Are you talking about just pushing plastic through the nozzle (extruding into air), or are you actually trying to print? If you’re just pushing plastic through, why? (it matters)

@Whosa_whatsis just pushing plastic through air, printer is idle. I’m just trying to find a benchmark to test hotends against. Or do you have a better idea?

If that’s really 150mm/min pure filament speed commanded on the extruder, with 1.75mm filament that comes out to 6 mm^3/sec. With an all-metal hot end of normal size (like an E3Dv6) that wouldn’t require an elevated temperature, that’s within the range of normal printing conditions.

As for the extruder current setting, I use the touch test: If you can touch the motor after it’s been running for a while without reflexively pulling your hand away in pain (not “ow, that hurts,” and pull it away, I mean before you even register the fact that it’s hot), the current setting is too high. Other than that, you want it to be about as high as possible unless you’re calibrating to make sure that the motor skips before the filament strips.

It also matters what it’s mounted to. An aluminum plate will link heat away and allow you to run at a higher current, but if, on the other hand, you’re using a wade’s extruder printed in PLA, you’ll need to run it at less than half of its rated current if you want that to even survive long enough to print a replacement in a more appropriate material.

@Whosa_whatsis I’m more concerned about the driver on the board than the motor. The motor is surrounded by metal and aluminum extruder. We used to always run at 0.5 amps (when the motor is rated for 1.68 amps and 3.7 VDC), but I’m thinking 1.2 amps current settings might be better? The printer quality difference is noticeably better with 1.2 Amps.

For reference I just looked at my old repetier host settings (I just push it by hand these days, but I used to do it that way), and the manual extrusion speed is set to 450mm/s. This is fast enough for you to see significant die swell as the plastic leaves the extruder.

You might tell us some more about what you’re trying to do WRT benchmarking. I’m not sure what you’re trying to measure. There are things you can usefully measure by just jamming cold filament into a nozzle, but they’re not what you might be thinking.

@Whosa_whatsis See the specs here: http://imgur.com/a/rmD5i

I’m trying to see if our hotend has more resistance than other hotends. It’s a good way to see if there’s any improvements that can be made.
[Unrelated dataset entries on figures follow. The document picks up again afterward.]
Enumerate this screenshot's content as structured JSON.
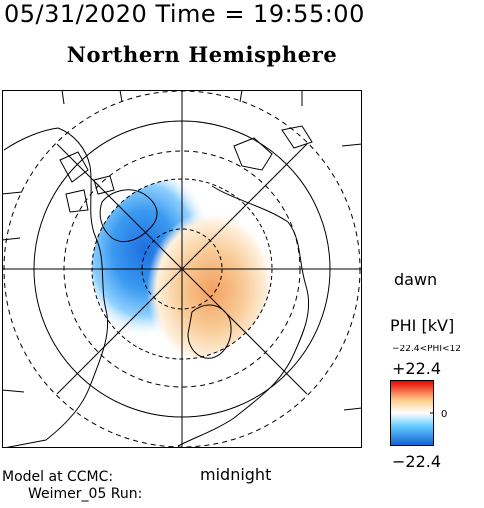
{
  "header": {
    "datetime": "05/31/2020 Time = 19:55:00",
    "title": "Northern Hemisphere"
  },
  "map": {
    "orientation_labels": {
      "right": "dawn",
      "bottom": "midnight"
    },
    "potential_pattern": {
      "negative_cell": {
        "sign": "negative",
        "side": "dusk",
        "color": "#1f78e0"
      },
      "positive_cell": {
        "sign": "positive",
        "side": "dawn",
        "color": "#f0a060"
      }
    }
  },
  "legend": {
    "title": "PHI [kV]",
    "range_text": "−22.4<PHI<12",
    "max_label": "+22.4",
    "zero_label": "0",
    "min_label": "−22.4",
    "colors": {
      "max": "#e60000",
      "high": "#ffcc88",
      "zero": "#ffffff",
      "low": "#66ccff",
      "min": "#1060d0"
    }
  },
  "footer": {
    "model_line1": "Model at CCMC:",
    "model_line2": "Weimer_05 Run:"
  }
}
.5A is definitely too low. What drivers are you using? If you’re getting them from Roy, I’d guess they are DRV8825s with nice heatsinks, so the drivers should easily be able to handle 2A, especially if there’s any airflow at all.

@Whosa_whatsis Yes those are the drivers. 2A is more than the motor is rated for though. So far we’ve been printing without heat sinks, but I think now that we’re considering upping the current we may need to add a heat sink. The 3 axis have been always printing at 0.5A though without noticeable skipping.

Well, electrical resistance is easy to measure, but I doubt that’s what you’re referring to.

The key with your low-thermal-mass design will be a fast feedback loop so that you can keep up with your temperature dropping due to heat transfer to the filament. Alternatively, this might be ideal hardware for the feed-forward system that @Rob_Giseburt was telling me about.

Without fast feedback (or feed-forward), the temperature of the inside will drop, reducing your ability to heat filament. Eventually, the sensor will measure this drop and increase heater power, but then (during actual printing) you’ll stop and retract and the filament will be getting too much heater power. Temperature will rise and power will drop, and you’ll get temperature fluctuations. That’s what you want to be looking for and trying to get rid of.

@Shai_Schechter Sorry, I thought you were talking about printing speed (movement of the print head) not extrusion speed.